In my mother’s kitchen every speck of lung or liver was removed from the inside of the turkey anti clear, cold water run through it in a brisk stream. Then the inside was well dried, so that no lingering bits of inedible or off-taste matter could remain. As for the outside, two of us have spent as much as three hours on one turkey, seeing that every pinfeather was removed and every bit of yellowed dead skin peeled off, so that those who thought the crisp, golden crackling skin the best part of all would really have something to talk about.

Our second favorite stuffing is made with wild rice and mushrooms — a good flavor contrast, especially with turkeys that have not been overdomesticated.


WILD RICE STUFFING

1 pound uncooked wild rice
¼ pound butter
1 onion
1/2 pound mushrooms
Salt.
Chicken bouillon or turkey stock

Boil and drain the rice. Sauté the onion, finely chopped, and the mushrooms, sliced, in butter. (Use the stems, too.) Mix together and salt to taste, adding as much bouillon or stock as the rice will take up. Any giblets, especially the liver, that aren’t pledged to some other dressing, or to the gravy, may be added as well. This makes 6 or 7 cups of stuffing. During the war, when wild rice was hard to get, I discovered that it could be stretched with an equal amount of brown rice without appreciable difference in flavor or texture.

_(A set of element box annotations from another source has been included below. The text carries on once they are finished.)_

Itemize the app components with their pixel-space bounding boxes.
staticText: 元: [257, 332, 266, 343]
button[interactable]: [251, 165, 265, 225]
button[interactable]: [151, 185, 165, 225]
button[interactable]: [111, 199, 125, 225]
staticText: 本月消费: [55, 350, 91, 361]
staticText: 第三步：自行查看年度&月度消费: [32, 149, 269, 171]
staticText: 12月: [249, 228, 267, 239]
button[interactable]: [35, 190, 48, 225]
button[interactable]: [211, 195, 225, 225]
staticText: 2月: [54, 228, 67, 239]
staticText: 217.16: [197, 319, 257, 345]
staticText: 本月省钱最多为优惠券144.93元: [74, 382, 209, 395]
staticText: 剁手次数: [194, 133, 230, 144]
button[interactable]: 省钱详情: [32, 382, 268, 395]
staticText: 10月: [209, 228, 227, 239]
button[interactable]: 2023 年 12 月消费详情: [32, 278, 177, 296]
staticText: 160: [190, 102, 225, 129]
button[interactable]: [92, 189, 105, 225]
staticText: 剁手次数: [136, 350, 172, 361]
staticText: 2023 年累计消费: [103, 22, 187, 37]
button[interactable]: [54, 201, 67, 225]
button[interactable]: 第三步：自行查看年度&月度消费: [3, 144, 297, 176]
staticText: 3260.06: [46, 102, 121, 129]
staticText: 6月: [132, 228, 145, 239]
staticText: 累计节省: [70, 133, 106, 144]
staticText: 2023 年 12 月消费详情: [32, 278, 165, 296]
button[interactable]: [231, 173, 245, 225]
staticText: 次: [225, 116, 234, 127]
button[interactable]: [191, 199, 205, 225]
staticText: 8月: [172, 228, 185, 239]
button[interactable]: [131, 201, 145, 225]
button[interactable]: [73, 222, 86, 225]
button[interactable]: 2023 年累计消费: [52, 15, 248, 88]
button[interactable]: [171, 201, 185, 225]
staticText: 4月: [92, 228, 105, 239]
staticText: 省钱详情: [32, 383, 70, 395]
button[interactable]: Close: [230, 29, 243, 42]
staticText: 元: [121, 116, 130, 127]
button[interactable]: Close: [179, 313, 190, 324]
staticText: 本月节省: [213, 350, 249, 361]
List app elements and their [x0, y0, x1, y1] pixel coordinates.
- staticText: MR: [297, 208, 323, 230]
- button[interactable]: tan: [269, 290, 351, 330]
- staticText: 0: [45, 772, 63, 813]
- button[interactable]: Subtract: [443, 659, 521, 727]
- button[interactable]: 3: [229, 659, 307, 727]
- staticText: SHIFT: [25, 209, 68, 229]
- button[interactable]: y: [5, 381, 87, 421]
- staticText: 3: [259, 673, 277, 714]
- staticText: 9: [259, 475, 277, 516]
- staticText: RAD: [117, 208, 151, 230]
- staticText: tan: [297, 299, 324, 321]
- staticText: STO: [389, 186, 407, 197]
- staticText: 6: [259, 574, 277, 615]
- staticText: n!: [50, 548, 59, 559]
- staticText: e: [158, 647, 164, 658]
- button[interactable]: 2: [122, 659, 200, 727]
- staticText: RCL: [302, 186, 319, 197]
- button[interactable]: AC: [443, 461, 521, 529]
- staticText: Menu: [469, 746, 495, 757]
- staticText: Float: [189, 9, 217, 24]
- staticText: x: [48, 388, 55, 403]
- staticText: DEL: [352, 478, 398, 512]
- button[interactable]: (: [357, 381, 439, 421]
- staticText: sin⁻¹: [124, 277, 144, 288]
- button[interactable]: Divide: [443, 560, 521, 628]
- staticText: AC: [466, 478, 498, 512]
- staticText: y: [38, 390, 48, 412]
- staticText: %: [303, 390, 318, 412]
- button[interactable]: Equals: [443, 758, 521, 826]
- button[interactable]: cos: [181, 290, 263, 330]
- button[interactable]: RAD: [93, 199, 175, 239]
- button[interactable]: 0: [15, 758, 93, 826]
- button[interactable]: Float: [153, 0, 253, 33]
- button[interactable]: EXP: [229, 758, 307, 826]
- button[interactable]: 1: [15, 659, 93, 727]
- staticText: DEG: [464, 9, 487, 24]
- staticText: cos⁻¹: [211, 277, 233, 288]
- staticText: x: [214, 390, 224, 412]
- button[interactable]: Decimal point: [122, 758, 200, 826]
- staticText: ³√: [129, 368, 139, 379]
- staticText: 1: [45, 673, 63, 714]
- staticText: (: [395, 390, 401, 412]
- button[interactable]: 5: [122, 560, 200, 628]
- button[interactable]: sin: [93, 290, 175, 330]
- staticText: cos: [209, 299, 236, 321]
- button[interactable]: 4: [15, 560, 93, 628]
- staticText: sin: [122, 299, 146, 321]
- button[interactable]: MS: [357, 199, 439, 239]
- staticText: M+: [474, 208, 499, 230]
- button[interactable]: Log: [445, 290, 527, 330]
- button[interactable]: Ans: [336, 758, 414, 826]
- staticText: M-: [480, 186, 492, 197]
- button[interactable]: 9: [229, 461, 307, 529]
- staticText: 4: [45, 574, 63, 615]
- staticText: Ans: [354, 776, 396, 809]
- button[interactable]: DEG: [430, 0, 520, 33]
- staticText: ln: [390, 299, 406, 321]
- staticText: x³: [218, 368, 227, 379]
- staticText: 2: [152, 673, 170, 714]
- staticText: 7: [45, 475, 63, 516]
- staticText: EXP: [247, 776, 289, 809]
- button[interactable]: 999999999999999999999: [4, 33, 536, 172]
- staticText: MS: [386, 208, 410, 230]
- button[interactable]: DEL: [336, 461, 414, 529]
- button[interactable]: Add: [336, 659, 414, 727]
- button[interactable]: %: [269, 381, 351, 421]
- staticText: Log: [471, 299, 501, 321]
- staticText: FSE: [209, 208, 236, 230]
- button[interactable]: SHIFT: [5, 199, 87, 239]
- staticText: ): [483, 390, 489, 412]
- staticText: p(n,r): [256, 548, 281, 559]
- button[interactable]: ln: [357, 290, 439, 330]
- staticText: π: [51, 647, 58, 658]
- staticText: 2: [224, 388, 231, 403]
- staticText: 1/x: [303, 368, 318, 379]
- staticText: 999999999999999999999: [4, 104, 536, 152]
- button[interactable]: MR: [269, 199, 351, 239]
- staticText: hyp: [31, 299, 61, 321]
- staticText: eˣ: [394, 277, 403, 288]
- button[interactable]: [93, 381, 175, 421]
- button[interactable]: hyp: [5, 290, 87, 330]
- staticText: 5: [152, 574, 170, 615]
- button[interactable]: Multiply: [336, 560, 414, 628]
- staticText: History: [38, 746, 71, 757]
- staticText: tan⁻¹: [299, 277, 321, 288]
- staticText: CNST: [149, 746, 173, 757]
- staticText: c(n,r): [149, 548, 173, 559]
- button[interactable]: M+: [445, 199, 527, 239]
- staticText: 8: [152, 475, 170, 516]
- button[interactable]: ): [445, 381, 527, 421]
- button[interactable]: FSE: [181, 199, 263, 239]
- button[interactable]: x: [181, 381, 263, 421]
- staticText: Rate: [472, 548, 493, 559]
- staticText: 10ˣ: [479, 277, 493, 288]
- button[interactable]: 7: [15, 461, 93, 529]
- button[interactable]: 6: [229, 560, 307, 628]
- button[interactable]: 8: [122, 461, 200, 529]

Our most exotic stuffing, as contrasted with the noodle recipe, was never used in turkey, but rather in large roasting chickens or, best of all, in duck. This is it:


CHINESE FRIED RICE STUFFING

3 cups boiled rice
1 egg
3 or 4 scallions, or 1 small yellow onion chopped fine
½ pound giblets or uncooked beef, pork, or chicken
½ cup celery or mushrooms, bean sprouts, or other uncooked vegetable
½ cup toasted almonds
1 to 2 tablespoons soy sauce diluted in an equal quantity of water

Fry the egg flat and hard in butter, piercing the yolk and turning. Remove from the pan and cut into thin strips. Place in a large bowl. Cut the scallions into thin slivers, slantwise, or use the chopped onion, and fry quickly over a high flame for about two minutes. Add to the egg strips. Cut the meat into paper-thin slices and then into strips. Fry in butter over a high flame, sprinkling with half the soy sauce and water, and stirring rapidly to keep from browning. Cook about two minutes and add to the other cooked ingredients. Finally, fry the thinly sliced celery, mushrooms, or whatever vegetable you have selected, the same way, sprinkling with the rest of the soy sauce and water. Mix everything together with the rice and chopped toasted almonds, and add about a half cup of chicken consommé or stock — not enough to make the mixture runny. Taste, and add salt or more soy sauce if you prefer.

That good old stand-by, bread stuffing, was first choice with only a few of us, even when dominated by oysters or chestnuts, until Mother started adding sizable quantities of finely chopped sautéed celery to it.